First, I speed matched everything on my NCE system and found that they didn't perform the same on the club Digitrax setups. This is because the two systems put different voltages on the tracks, which is irritating but not unrecoverable.
Second I noticed that locos I thought were speed matched were, in fact, not. Generally speaking I try to match them at 50% and 99% (Digitrax doesn't go to 100%) at 65 SMPH and 120 SMPH* respectively, and set CV2 to zero and live with the results. This works well with most of my locomotives, but I found that some locos I thought were programmed to these speeds at these throttle settings were way off. Locos that I thought were set to 65/120 ended up being set at 40/75 instead.
The only thing I can figure is I had the speedometer set to K PH instead of M PH, which would throw the readings off to the degree I am experiencing (roughly 1.6 kilometers per mile). So I have a bit of Unitrack set up on the new layout (I have the benchwork complete and am working on track plans) and I have verified the speedometer is set to MPH instead of KPH, and I have started from the beginning.

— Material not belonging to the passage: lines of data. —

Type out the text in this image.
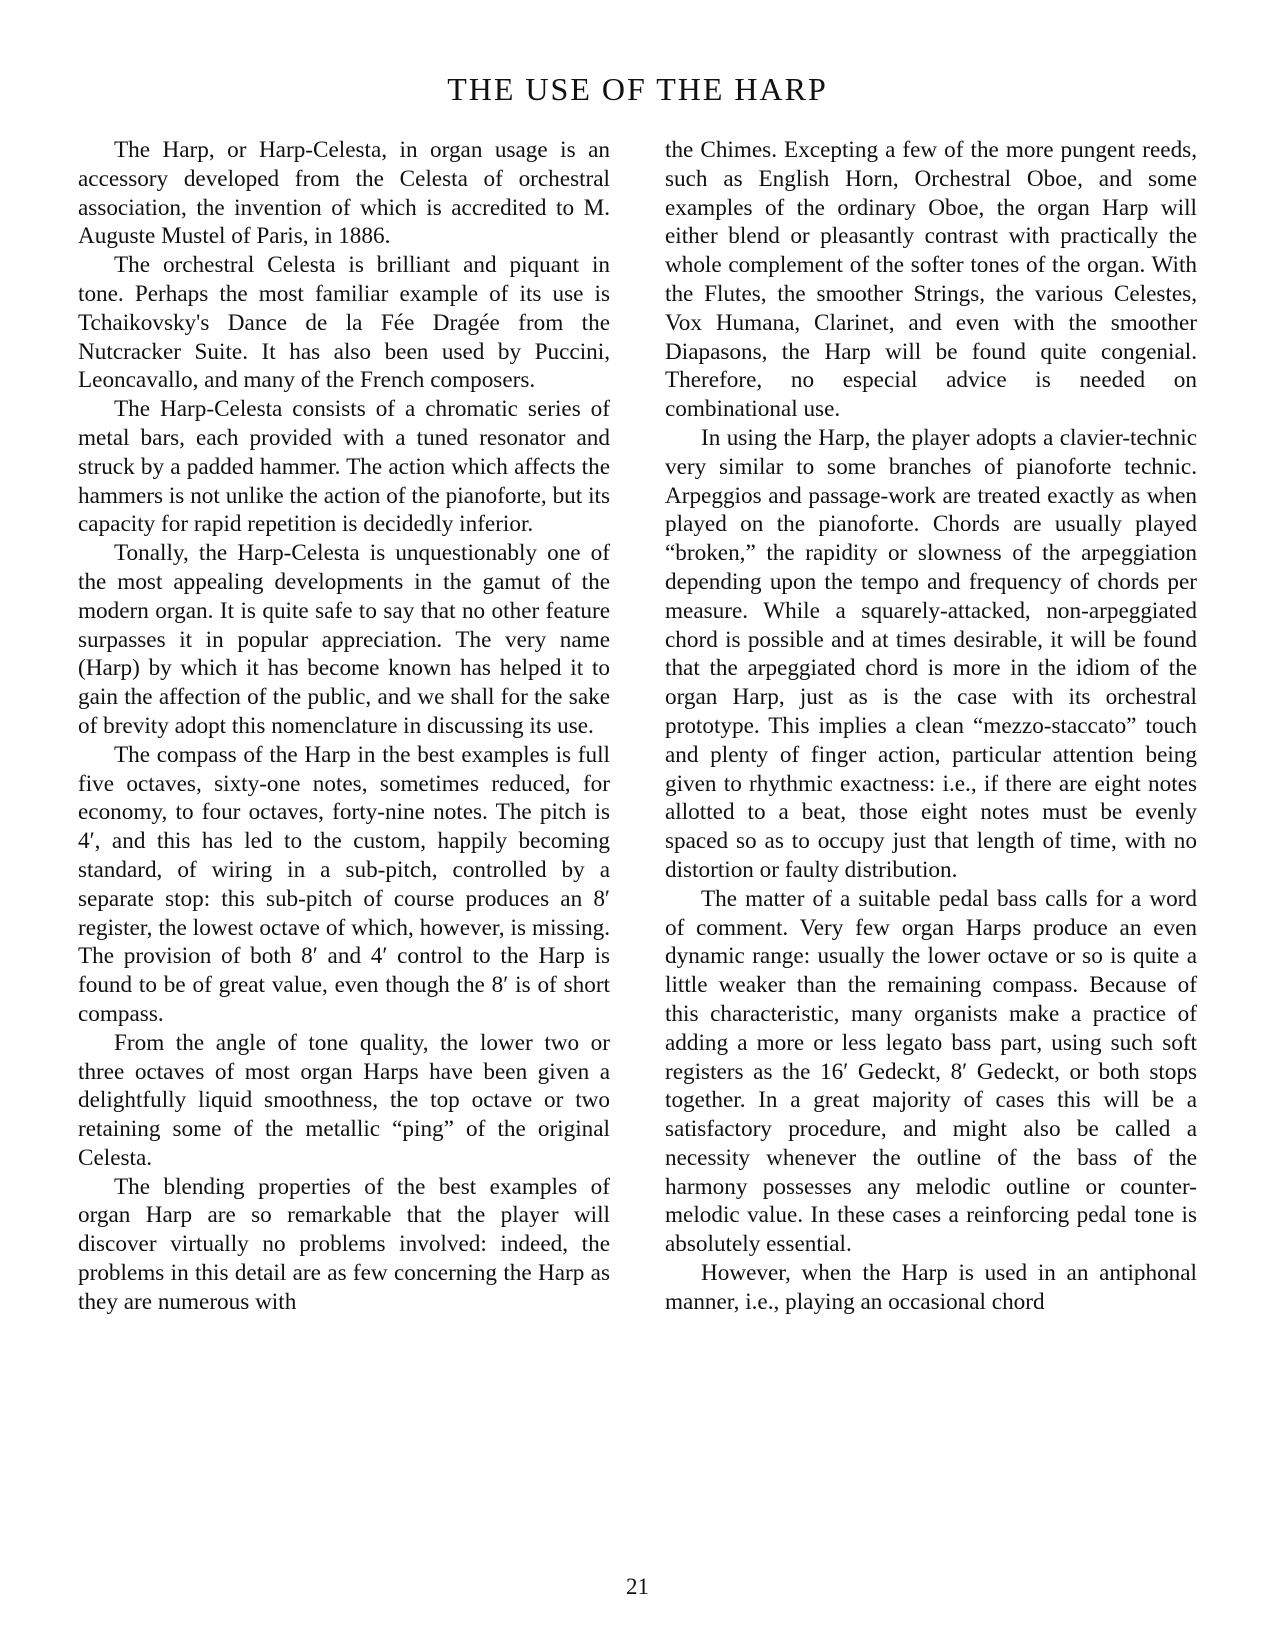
THE USE OF THE HARP

The Harp, or Harp-Celesta, in organ usage is an accessory developed from the Celesta of orchestral association, the invention of which is accredited to M. Auguste Mustel of Paris, in 1886.

The orchestral Celesta is brilliant and piquant in tone. Perhaps the most familiar example of its use is Tchaikovsky's Dance de la Fée Dragée from the Nutcracker Suite. It has also been used by Puccini, Leoncavallo, and many of the French composers.

The Harp-Celesta consists of a chromatic series of metal bars, each provided with a tuned resonator and struck by a padded hammer. The action which affects the hammers is not unlike the action of the pianoforte, but its capacity for rapid repetition is decidedly inferior.

Tonally, the Harp-Celesta is unquestionably one of the most appealing developments in the gamut of the modern organ. It is quite safe to say that no other feature surpasses it in popular appreciation. The very name (Harp) by which it has become known has helped it to gain the affection of the public, and we shall for the sake of brevity adopt this nomenclature in discussing its use.

The compass of the Harp in the best examples is full five octaves, sixty-one notes, sometimes reduced, for economy, to four octaves, forty-nine notes. The pitch is 4′, and this has led to the custom, happily becoming standard, of wiring in a sub-pitch, controlled by a separate stop: this sub-pitch of course produces an 8′ register, the lowest octave of which, however, is missing. The provision of both 8′ and 4′ control to the Harp is found to be of great value, even though the 8′ is of short compass.

From the angle of tone quality, the lower two or three octaves of most organ Harps have been given a delightfully liquid smoothness, the top octave or two retaining some of the metallic “ping” of the original Celesta.

The blending properties of the best examples of organ Harp are so remarkable that the player will discover virtually no problems involved: indeed, the problems in this detail are as few concerning the Harp as they are numerous with

the Chimes. Excepting a few of the more pungent reeds, such as English Horn, Orchestral Oboe, and some examples of the ordinary Oboe, the organ Harp will either blend or pleasantly contrast with practically the whole complement of the softer tones of the organ. With the Flutes, the smoother Strings, the various Celestes, Vox Humana, Clarinet, and even with the smoother Diapasons, the Harp will be found quite congenial. Therefore, no especial advice is needed on combinational use.

In using the Harp, the player adopts a clavier-technic very similar to some branches of pianoforte technic. Arpeggios and passage-work are treated exactly as when played on the pianoforte. Chords are usually played “broken,” the rapidity or slowness of the arpeggiation depending upon the tempo and frequency of chords per measure. While a squarely-attacked, non-arpeggiated chord is possible and at times desirable, it will be found that the arpeggiated chord is more in the idiom of the organ Harp, just as is the case with its orchestral prototype. This implies a clean “mezzo-staccato” touch and plenty of finger action, particular attention being given to rhythmic exactness: i.e., if there are eight notes allotted to a beat, those eight notes must be evenly spaced so as to occupy just that length of time, with no distortion or faulty distribution.

The matter of a suitable pedal bass calls for a word of comment. Very few organ Harps produce an even dynamic range: usually the lower octave or so is quite a little weaker than the remaining compass. Because of this characteristic, many organists make a practice of adding a more or less legato bass part, using such soft registers as the 16′ Gedeckt, 8′ Gedeckt, or both stops together. In a great majority of cases this will be a satisfactory procedure, and might also be called a necessity whenever the outline of the bass of the harmony possesses any melodic outline or counter-melodic value. In these cases a reinforcing pedal tone is absolutely essential.

However, when the Harp is used in an antiphonal manner, i.e., playing an occasional chord

21
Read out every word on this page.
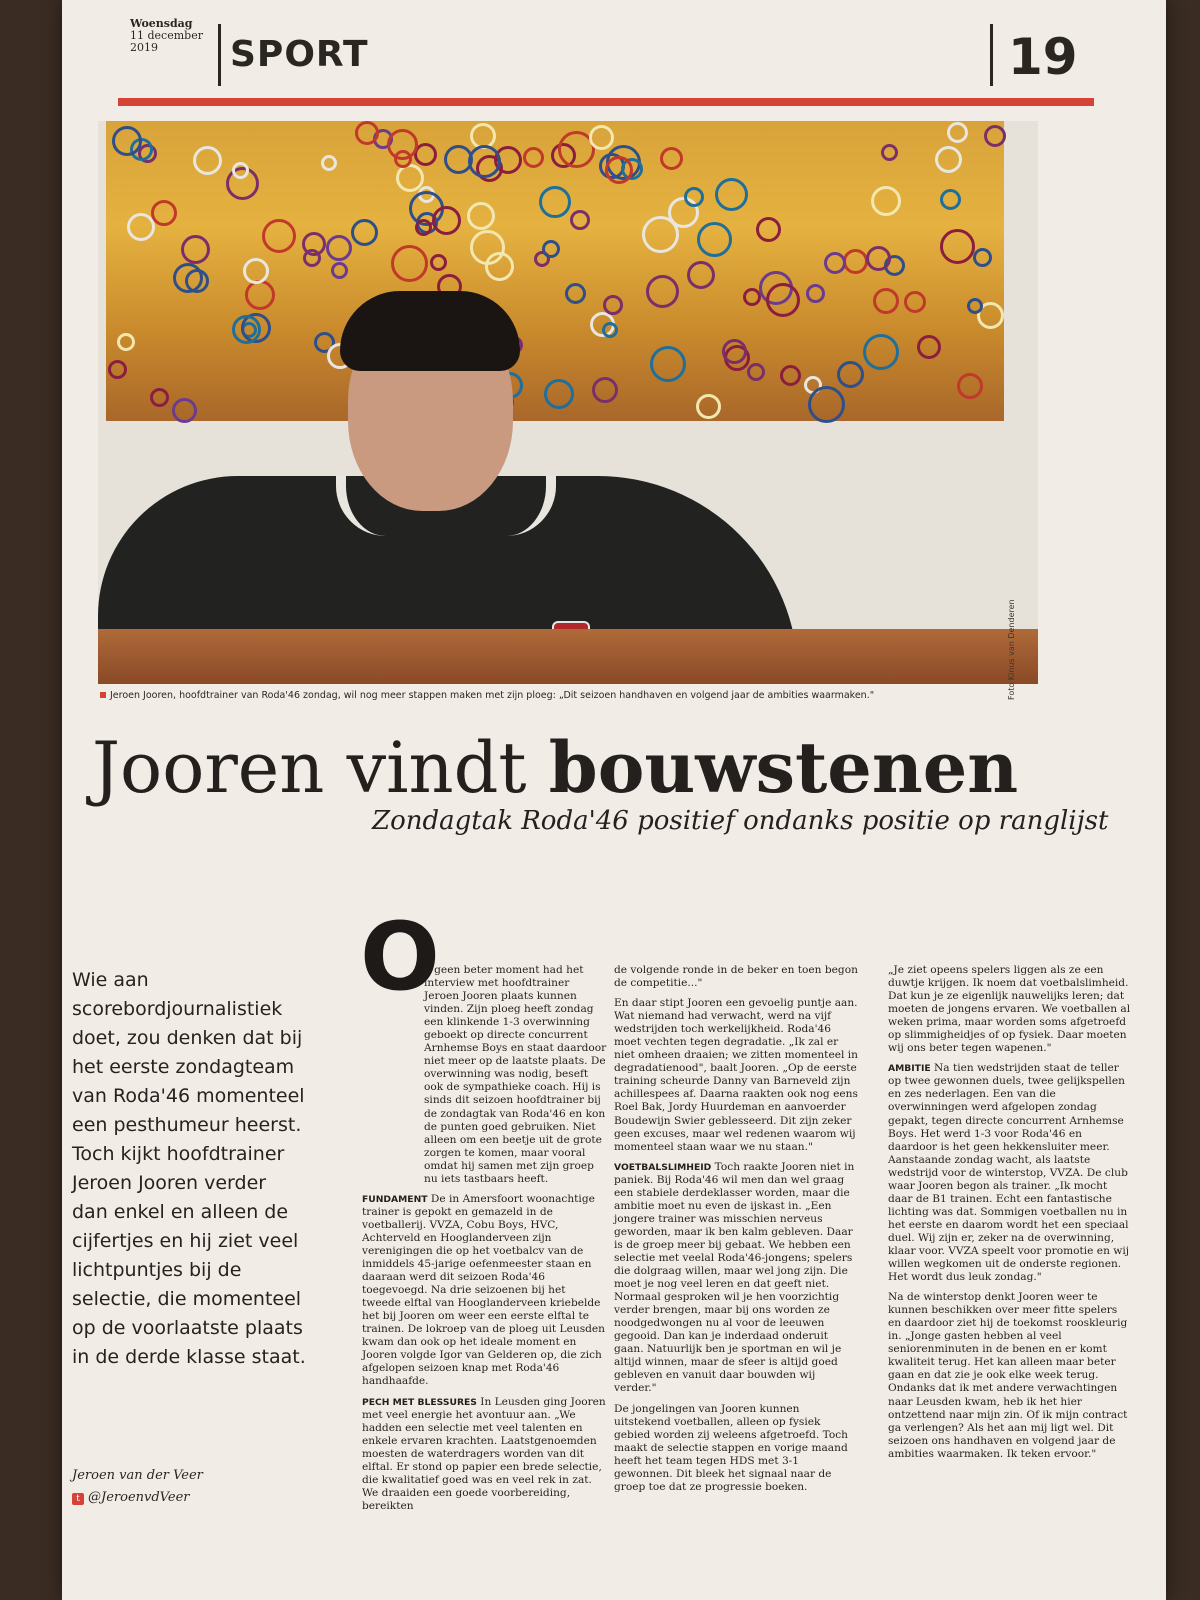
Woensdag
11 december
2019	SPORT	19
Foto Kinus van Denderen
Jeroen Jooren, hoofdtrainer van Roda'46 zondag, wil nog meer stappen maken met zijn ploeg: „Dit seizoen handhaven en volgend jaar de ambities waarmaken."
Jooren vindt bouwstenen
Zondagtak Roda'46 positief ondanks positie op ranglijst
Wie aan scorebordjournalistiek doet, zou denken dat bij het eerste zondagteam van Roda'46 momenteel een pesthumeur heerst. Toch kijkt hoofdtrainer Jeroen Jooren verder dan enkel en alleen de cijfertjes en hij ziet veel lichtpuntjes bij de selectie, die momenteel op de voorlaatste plaats in de derde klasse staat.
Jeroen van der Veer
t @JeroenvdVeer
O

p geen beter moment had het interview met hoofdtrainer Jeroen Jooren plaats kunnen vinden. Zijn ploeg heeft zondag een klinkende 1-3 overwinning geboekt op directe concurrent Arnhemse Boys en staat daardoor niet meer op de laatste plaats. De overwinning was nodig, beseft ook de sympathieke coach. Hij is sinds dit seizoen hoofdtrainer bij de zondagtak van Roda'46 en kon de punten goed gebruiken. Niet alleen om een beetje uit de grote zorgen te komen, maar vooral omdat hij samen met zijn groep nu iets tastbaars heeft.

FUNDAMENT De in Amersfoort woonachtige trainer is gepokt en gemazeld in de voetballerij. VVZA, Cobu Boys, HVC, Achterveld en Hooglanderveen zijn verenigingen die op het voetbalcv van de inmiddels 45-jarige oefenmeester staan en daaraan werd dit seizoen Roda'46 toegevoegd. Na drie seizoenen bij het tweede elftal van Hooglanderveen kriebelde het bij Jooren om weer een eerste elftal te trainen. De lokroep van de ploeg uit Leusden kwam dan ook op het ideale moment en Jooren volgde Igor van Gelderen op, die zich afgelopen seizoen knap met Roda'46 handhaafde.

PECH MET BLESSURES In Leusden ging Jooren met veel energie het avontuur aan. „We hadden een selectie met veel talenten en enkele ervaren krachten. Laatstgenoemden moesten de waterdragers worden van dit elftal. Er stond op papier een brede selectie, die kwalitatief goed was en veel rek in zat. We draaiden een goede voorbereiding, bereikten

de volgende ronde in de beker en toen begon de competitie..."

En daar stipt Jooren een gevoelig puntje aan. Wat niemand had verwacht, werd na vijf wedstrijden toch werkelijkheid. Roda'46 moet vechten tegen degradatie. „Ik zal er niet omheen draaien; we zitten momenteel in degradatienood", baalt Jooren. „Op de eerste training scheurde Danny van Barneveld zijn achillespees af. Daarna raakten ook nog eens Roel Bak, Jordy Huurdeman en aanvoerder Boudewijn Swier geblesseerd. Dit zijn zeker geen excuses, maar wel redenen waarom wij momenteel staan waar we nu staan."

VOETBALSLIMHEID Toch raakte Jooren niet in paniek. Bij Roda'46 wil men dan wel graag een stabiele derdeklasser worden, maar die ambitie moet nu even de ijskast in. „Een jongere trainer was misschien nerveus geworden, maar ik ben kalm gebleven. Daar is de groep meer bij gebaat. We hebben een selectie met veelal Roda'46-jongens; spelers die dolgraag willen, maar wel jong zijn. Die moet je nog veel leren en dat geeft niet. Normaal gesproken wil je hen voorzichtig verder brengen, maar bij ons worden ze noodgedwongen nu al voor de leeuwen gegooid. Dan kan je inderdaad onderuit gaan. Natuurlijk ben je sportman en wil je altijd winnen, maar de sfeer is altijd goed gebleven en vanuit daar bouwden wij verder."

De jongelingen van Jooren kunnen uitstekend voetballen, alleen op fysiek gebied worden zij weleens afgetroefd. Toch maakt de selectie stappen en vorige maand heeft het team tegen HDS met 3-1 gewonnen. Dit bleek het signaal naar de groep toe dat ze progressie boeken.

„Je ziet opeens spelers liggen als ze een duwtje krijgen. Ik noem dat voetbalslimheid. Dat kun je ze eigenlijk nauwelijks leren; dat moeten de jongens ervaren. We voetballen al weken prima, maar worden soms afgetroefd op slimmigheidjes of op fysiek. Daar moeten wij ons beter tegen wapenen."

AMBITIE Na tien wedstrijden staat de teller op twee gewonnen duels, twee gelijkspellen en zes nederlagen. Een van die overwinningen werd afgelopen zondag gepakt, tegen directe concurrent Arnhemse Boys. Het werd 1-3 voor Roda'46 en daardoor is het geen hekkensluiter meer. Aanstaande zondag wacht, als laatste wedstrijd voor de winterstop, VVZA. De club waar Jooren begon als trainer. „Ik mocht daar de B1 trainen. Echt een fantastische lichting was dat. Sommigen voetballen nu in het eerste en daarom wordt het een speciaal duel. Wij zijn er, zeker na de overwinning, klaar voor. VVZA speelt voor promotie en wij willen wegkomen uit de onderste regionen. Het wordt dus leuk zondag."

Na de winterstop denkt Jooren weer te kunnen beschikken over meer fitte spelers en daardoor ziet hij de toekomst rooskleurig in. „Jonge gasten hebben al veel seniorenminuten in de benen en er komt kwaliteit terug. Het kan alleen maar beter gaan en dat zie je ook elke week terug. Ondanks dat ik met andere verwachtingen naar Leusden kwam, heb ik het hier ontzettend naar mijn zin. Of ik mijn contract ga verlengen? Als het aan mij ligt wel. Dit seizoen ons handhaven en volgend jaar de ambities waarmaken. Ik teken ervoor."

So far everything is going pretty well. Kato and Atlas locos were very easy to verify and program where needed. The Fox Valley Models locos are somewhat slow, and one of them tops out at 105, so I just programmed it to keep up through the speed ranges until its top speed was met. Much to my surprise, though, the LifeLike GP18 and GP20 locos were difficult.
The Life Like GP20 is one of my favorite locomotives, and I have eight of them. I have three GP18's, only one that I run regularly in consist with a triple set of N&W GP20s. They were all set to 40/75 when I put them on the track, and at first I couldn't get them to reset when I changed CV's 5 and 6.
I finally had to program CV6 to about where I wanted it and then step CV5 up by increments in order to get any effect. I finally did get the GP20's all done (with the exception of two holiday locomotives that will be done later) and the one Southern GP18, but it was more trouble than I expected.
TCS decoders continue to have hesitation issues on my Digitrax system, something that no one has been able to explain, and the GP18's and 20's are all TCS equipped, which may have been a contributing factor. I love the slow speed control of the TCS decoders, but the hesitation to respond to throttle changes and the occasional refusal to play nice with Digitrax DCC systems is an irritant..
I have a couple of Life Like GP18's and 20's left, a quartet of FA and FBs that I will likely not bother with (they run really slow but they are a set), a bunch of old Atlas/Kato RS locos, one each Atlas SD7 and 9, an Atlas/Kato SW1500 cow/calf set that I may not bother with, and a pair of Bachmann sound equipped SD9 locos left to go.
The Bachmanns run slow so I will only program them to keep up with the others to the top of their speed range. This is somewhat surprising as well since their non-sound equipped locos are rocket ships, and since CVs 5 and 6 are non-programmable on the non-sound Bachmanns there is nothing short of changing out decoders (that would have to be wired in because there are no drop-in decoders for Bachmann GP7's that I know of) that you can do about it.
And after that... we will start in on the steam.
*Yes, I know prototypical top speeds for diesels are generally in the 65-70 MPH range, and yes I could program everything to 35/70, but running scale speeds on show layouts for the public seems really slow, so the public loses interest in watching them run. I have been considering setting them to 50/99 to match the Digitrax throttle percentages.